Alternating Fixpoint Operator for Hybrid MKNF Knowledge Bases as an Approximator of AFT

TL;DR

This paper demonstrates that the alternating fixpoint operator for hybrid MKNF knowledge bases is an approximation of approximation fixpoint theory (AFT), enabling richer semantics and improved computation of well-founded semantics.

Contribution

It reveals the operator as an AFT approximator, extends AFT to handle inconsistencies, and proposes an improved approximator for hybrid MKNF knowledge bases.

Findings

The operator characterizes multiple semantics for hybrid MKNF knowledge bases.

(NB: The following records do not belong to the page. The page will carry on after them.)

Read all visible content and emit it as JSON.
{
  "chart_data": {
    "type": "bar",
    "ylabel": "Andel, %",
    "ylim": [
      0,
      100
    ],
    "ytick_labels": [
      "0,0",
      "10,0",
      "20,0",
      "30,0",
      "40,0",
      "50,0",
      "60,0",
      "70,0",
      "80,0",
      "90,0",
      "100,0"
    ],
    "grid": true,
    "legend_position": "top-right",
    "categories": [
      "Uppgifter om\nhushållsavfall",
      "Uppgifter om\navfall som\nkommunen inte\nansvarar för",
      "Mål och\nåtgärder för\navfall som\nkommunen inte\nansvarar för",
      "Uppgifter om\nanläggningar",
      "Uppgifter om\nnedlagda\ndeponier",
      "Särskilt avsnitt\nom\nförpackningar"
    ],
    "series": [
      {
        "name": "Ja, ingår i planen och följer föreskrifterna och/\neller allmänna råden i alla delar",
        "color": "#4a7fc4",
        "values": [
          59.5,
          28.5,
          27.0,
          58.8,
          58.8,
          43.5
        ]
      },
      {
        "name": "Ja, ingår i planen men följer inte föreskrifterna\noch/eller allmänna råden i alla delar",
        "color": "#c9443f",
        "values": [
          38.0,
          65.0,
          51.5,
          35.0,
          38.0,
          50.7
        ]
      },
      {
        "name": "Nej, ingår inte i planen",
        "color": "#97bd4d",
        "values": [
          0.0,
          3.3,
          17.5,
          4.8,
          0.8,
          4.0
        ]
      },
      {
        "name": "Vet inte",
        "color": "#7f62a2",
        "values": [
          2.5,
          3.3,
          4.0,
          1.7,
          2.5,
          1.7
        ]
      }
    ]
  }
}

An improved approximator yields richer information than previous constructions.

Enhanced computation methods for well-founded semantics are proposed.

Abstract

Approximation fixpoint theory (AFT) provides an algebraic framework for the study of fixpoints of operators on bilattices and has found its applications in characterizing semantics for various classes of logic programs and nonmonotonic languages. In this paper, we show one more application of this kind: the alternating fixpoint operator by Knorr et al. for the study of the well-founded semantics for hybrid MKNF knowledge bases is in fact an approximator of AFT in disguise, which, thanks to the power of abstraction of AFT, characterizes not only the well-founded semantics but also two-valued as well as three-valued semantics for hybrid MKNF knowledge bases. Furthermore, we show an improved approximator for these knowledge bases, of which the least stable fixpoint is information richer than the one formulated from Knorr et al.'s construction. This leads to an improved computation for the well-founded semantics. This work is built on an extension of AFT that supports consistent as well as inconsistent pairs in the induced product bilattice, to deal with inconsistencies that arise in the context of hybrid MKNF knowledge bases. This part of the work can be considered generalizing the original AFT from symmetric approximators to arbitrary approximators.